Centers for Disease Control and Prevention spokeswoman Lola Russell said that's not true; the agency does not track diseases among immigrants, legal or illegal.

Taking a stand

Last year, TARG got a tax freeze for senior citizens on the county ballot that overwhelmingly passed in the November election. On the heels of that victory, McElwee, an Arlington resident, promised to make his next project an attack on illegal immigration. "We are going to force these local officials one way or another," he said.

He said his organization's proposal for new health regulations has less muscle than he originally pledged, but he said it still addresses illegal immigration.

"We just changed our mind, that's all. We just decided to go after this [health] issue in particular because it does have a relationship" to illegal immigration, McElwee said. "Due to the problems that were being experienced in some of these cities with lawsuits and stuff like that, we decided not to go there, it's too complicated."

Cities such as Farmers Branch and Hazelton, Pa., have been sued for passing anti-illegal immigration ordinances. McElwee said his group's health proposal is a good approach because it's "racially neutral" and addresses a public health need.

Fort Worth spokeswoman Amy Casas said city officials will not comment on the TARG proposal until they formally receive it.

Lee Hitchcock, director of community services for Arlington, said that he met with McElwee on Friday but that he will not have a comment until he reads the proposal.

David Jefferson, environmental health manager of the Tarrant County Health Department, is among several experts who think inspections and hand-washing rules already in place are better than what TARG has in mind.

Experts have doubts

Jefferson said only two of the 11 diseases listed in the TARG report can be transmitted through food: hepatitis A and shigella.

"Those two are already endemic to the United States. It has nothing to do with immigration," Jefferson said.

The TARG proposal also talks of exotic diseases like eye worm and brain worm.

Michael Doyle, director of the University of Georgia's Center for Food Safety, said TARG's proposal misses the three most common food-borne diseases: salmonella, campylobacter and norovirus, nasty diarrhea- and vomit-inducing sicknesses that are prevented through hand washing.

Elmer DePaula, Fort Worth's acting consumer health manager, said the city has had one food-borne illness in five years, and that was at a day care center.

TARG's health certification idea is "complete nonsense" to Dr. Timothy Jones, Tennessee's deputy epidemiologist who consults with the CDC on the study of food-borne diseases.

"It would do nothing to increase safety," Jones said. "It would also add a tremendous amount of expense."

He said certifications would only show the person was disease-free on the day the certification was issued. He or she could contract a disease immediately thereafter.

Dr. Victor Tsang, chief of the CDC's immunochemistry lab, agreed and said an emphasis on hand washing really is the best protection.

Tsang worries that certifying people's health could encroach on their rights.
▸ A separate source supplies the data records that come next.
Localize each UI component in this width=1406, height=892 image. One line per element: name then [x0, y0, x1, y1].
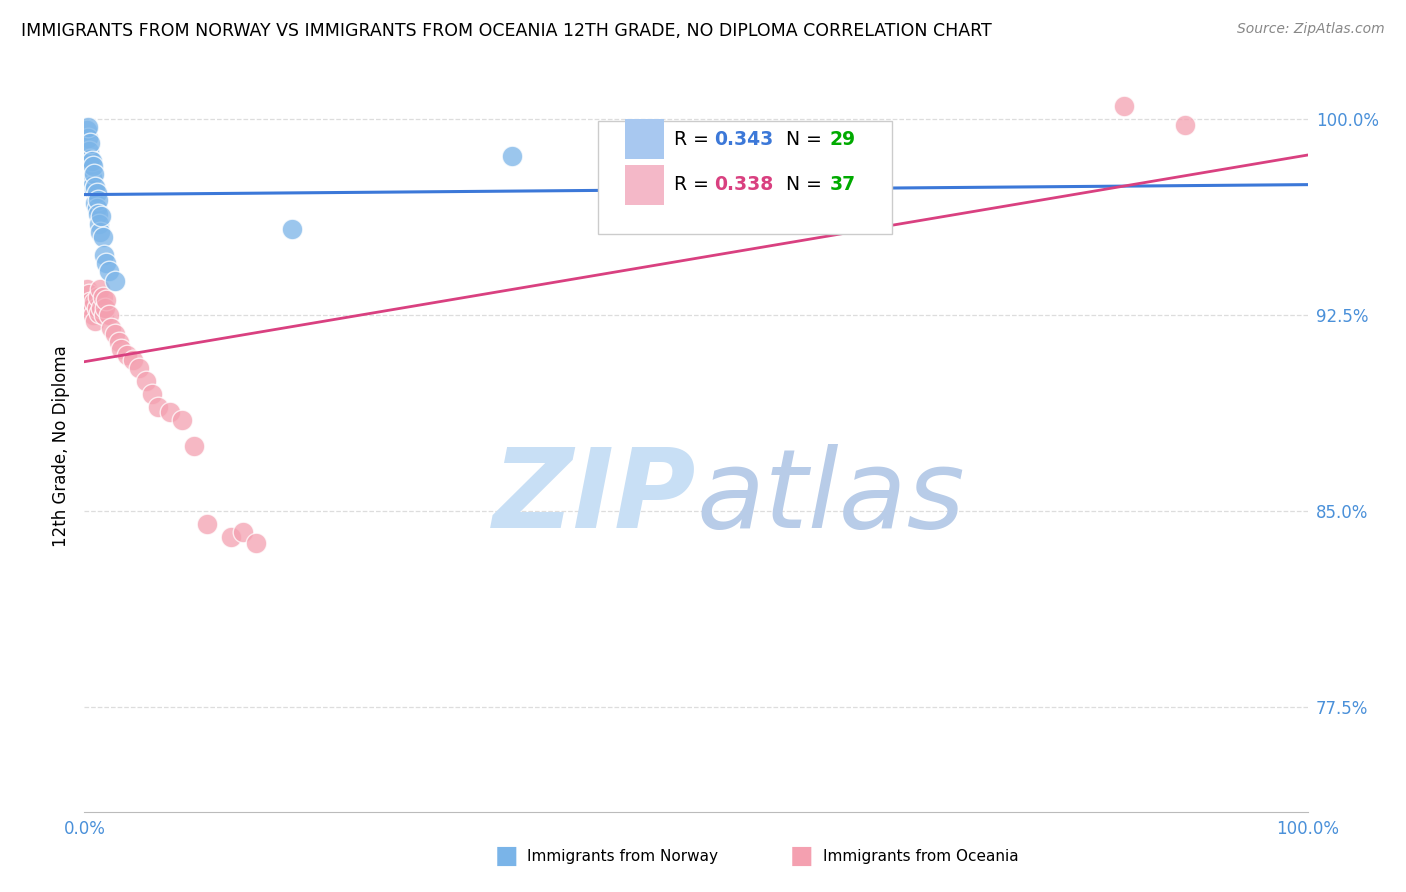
Point: [146, 400, 169, 414]
Point: [87, 194, 110, 208]
Point: [82, 178, 104, 192]
Point: [107, 334, 129, 349]
Point: [89, 225, 111, 239]
Point: [1174, 118, 1197, 132]
Point: [83, 167, 105, 181]
Point: [84, 180, 107, 194]
FancyBboxPatch shape: [626, 165, 664, 205]
Text: ■: ■: [790, 845, 813, 868]
FancyBboxPatch shape: [626, 120, 664, 160]
Point: [80, 169, 103, 184]
Point: [83, 183, 105, 197]
Point: [82, 160, 104, 174]
Point: [104, 326, 127, 341]
Point: [84, 196, 107, 211]
Text: R =: R =: [673, 175, 714, 194]
Point: [79, 136, 101, 150]
Point: [90, 301, 112, 315]
Point: [93, 309, 115, 323]
Point: [86, 202, 108, 216]
Point: [82, 309, 104, 323]
Point: [96, 293, 118, 307]
Text: Immigrants from Norway: Immigrants from Norway: [527, 849, 718, 863]
Point: [195, 517, 218, 532]
Text: N =: N =: [775, 175, 828, 194]
Point: [172, 413, 194, 427]
Point: [77, 130, 100, 145]
Point: [232, 525, 254, 540]
Point: [89, 282, 111, 296]
Point: [281, 222, 304, 236]
Point: [245, 535, 267, 549]
Point: [87, 290, 110, 304]
Point: [110, 343, 132, 357]
Point: [79, 295, 101, 310]
Point: [79, 152, 101, 166]
Point: [128, 360, 150, 375]
Point: [97, 264, 120, 278]
Point: [83, 295, 105, 310]
Point: [104, 275, 127, 289]
Point: [97, 309, 120, 323]
Point: [141, 386, 163, 401]
Point: [91, 290, 114, 304]
Text: 29: 29: [830, 130, 855, 149]
Text: atlas: atlas: [696, 443, 965, 550]
Point: [77, 144, 100, 158]
Point: [86, 301, 108, 315]
Point: [183, 439, 205, 453]
Point: [1114, 99, 1136, 113]
Text: 37: 37: [830, 175, 855, 194]
Point: [80, 301, 103, 315]
Text: N =: N =: [775, 130, 828, 149]
Point: [93, 248, 115, 262]
Point: [115, 348, 138, 362]
Text: IMMIGRANTS FROM NORWAY VS IMMIGRANTS FROM OCEANIA 12TH GRADE, NO DIPLOMA CORRELA: IMMIGRANTS FROM NORWAY VS IMMIGRANTS FRO…: [21, 22, 991, 40]
Point: [77, 287, 100, 301]
Point: [502, 149, 524, 163]
Point: [100, 321, 122, 335]
Text: Source: ZipAtlas.com: Source: ZipAtlas.com: [1237, 22, 1385, 37]
Point: [90, 209, 112, 223]
Point: [219, 531, 242, 545]
Point: [135, 374, 157, 388]
Point: [96, 256, 118, 270]
Point: [87, 217, 110, 231]
Point: [86, 186, 108, 200]
Point: [91, 230, 114, 244]
Point: [159, 405, 181, 419]
FancyBboxPatch shape: [598, 120, 891, 234]
Y-axis label: 12th Grade, No Diploma: 12th Grade, No Diploma: [52, 345, 70, 547]
Text: Immigrants from Oceania: Immigrants from Oceania: [823, 849, 1018, 863]
Text: ■: ■: [495, 845, 517, 868]
Text: ZIP: ZIP: [492, 443, 696, 550]
Point: [84, 313, 107, 327]
Text: 0.338: 0.338: [714, 175, 773, 194]
Point: [122, 352, 145, 367]
Point: [77, 157, 100, 171]
Point: [94, 301, 117, 315]
Point: [76, 282, 98, 296]
Point: [80, 154, 103, 169]
Point: [76, 123, 98, 137]
Point: [77, 120, 100, 135]
Point: [87, 206, 110, 220]
Text: 0.343: 0.343: [714, 130, 773, 149]
Point: [87, 306, 110, 320]
Point: [77, 301, 100, 315]
Text: R =: R =: [673, 130, 714, 149]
"If you expand this a little further, you can conjure up scenarios of back in the Middle Ages when leprosy patients were shunned," he said. "The next step would be if you're carrying a contagious disease maybe you shouldn't be near anyone else."

So does the industry

Pamela Carlton, owner of Beef o'Brady's in North Richland Hills, said the law already requires restaurants to do a lot, and TARG's proposal would be excessive.

"I think it's absolutely ridiculous," she said. "No matter where you go, you are going to come into contact with people. Are you going to not shake hands with people because they might have a communicable disease?"
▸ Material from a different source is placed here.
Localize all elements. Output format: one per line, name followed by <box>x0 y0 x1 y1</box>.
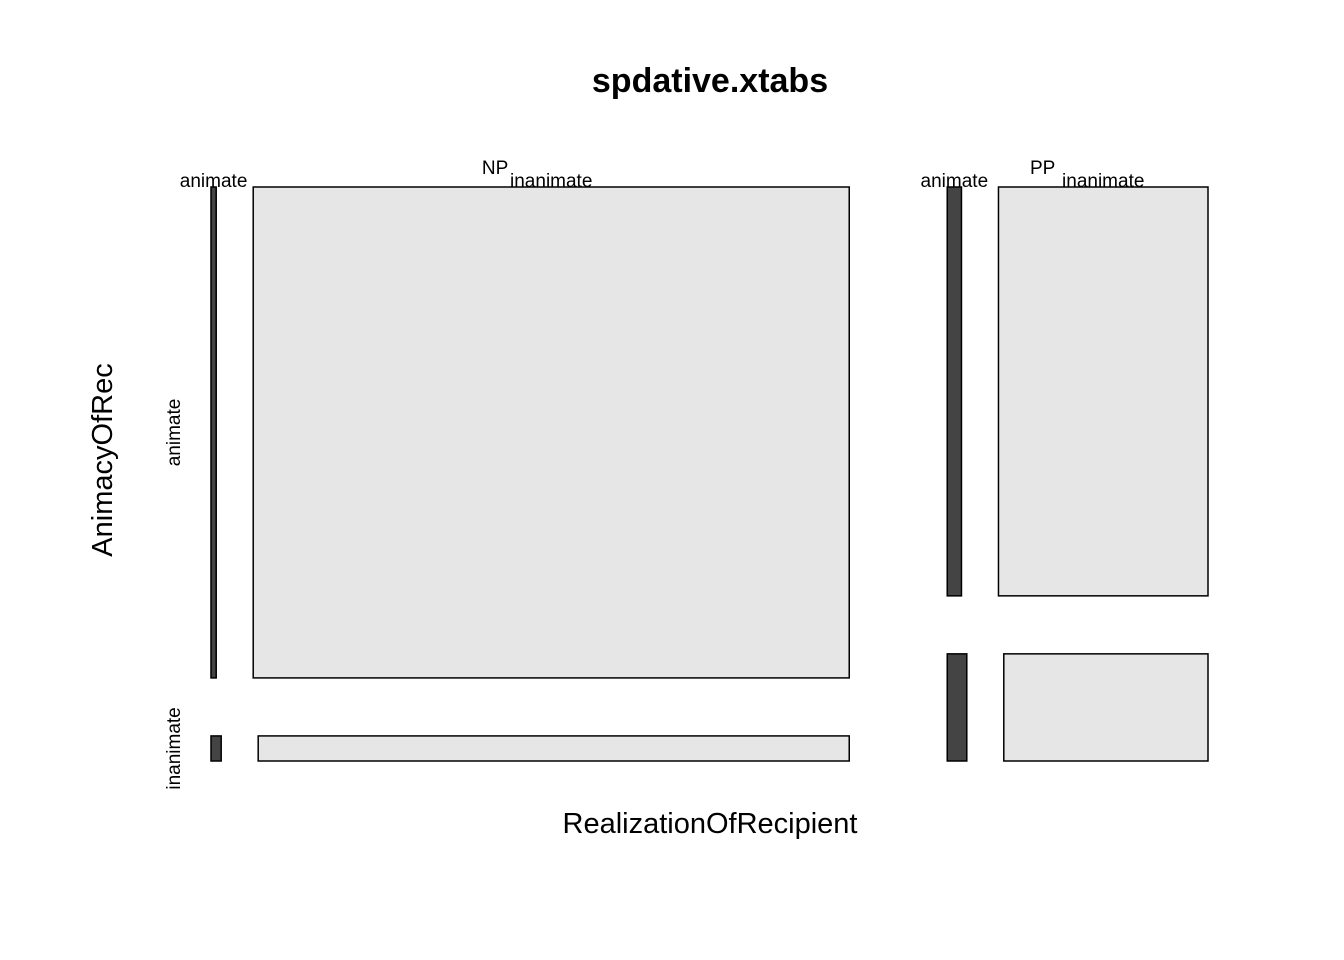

She said certifications are impracticable because many restaurant workers are students who only work for three months in the summer.

Glen Garey, general council for the Texas Restaurant Association, agreed with Carlton and the health experts, and he noted that restaurants are taking steps to prevent disease because any outbreak would be bad for business.

"It's terrible for a restaurant," he said. "You get that in the press and it could be the end of the business."